PROJECT
SUMMARY
Loch Thom reservoir was built in 1824 and is located within the Clyde Muirshiel Regional Park in the hills above Greenock, Inverclyde.
Driven by guidance documents that were produced after a number of incidents experienced in England in 2007, the project team’s task was to design and construct a mechanism to lower the water level within the reservoir quickly and over a short period of time, to alleviate potential water pressures against the dam face.
PROJECT DETAIL
The complex project, which required significant temporary works to excavate through the dam structure, consisted of the installation and commissioning of 3 No 1100mm dia. siphon pipes at the Main Embankment including earthworks to form an access berm on the downstream face of the embankment to provide vehicular access to a new chamber set within the crest of the dam; laying of pipework within the reservoir through the crest chamber and down the downstream face of the embankment to discharge into the existing spillway channel, together with associated control valves and priming pipework.
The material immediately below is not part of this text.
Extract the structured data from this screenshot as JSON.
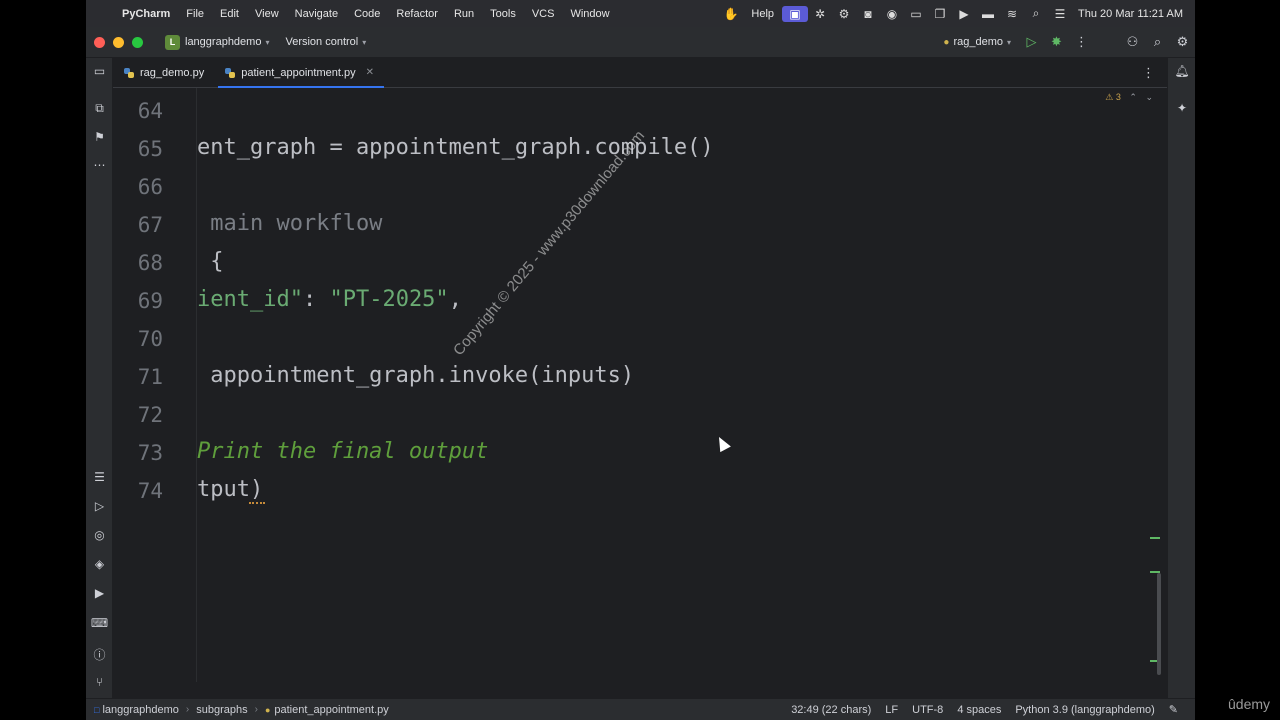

Works to the existing spillway channel included the raising of the spillway channel walls along its length by constructing a new reinforced concrete invert and walls, generally within the existing channel except for approximately a 60m section of the left hand wall, immediately downstream of the weir, which was broken out and re-built to widen the channel and maintain existing outflow characteristics.
The crest heights of Embankment No. 4 will be raised by 1.30m and Embankment No. 5 by 0.95m to provide sufficient freeboard.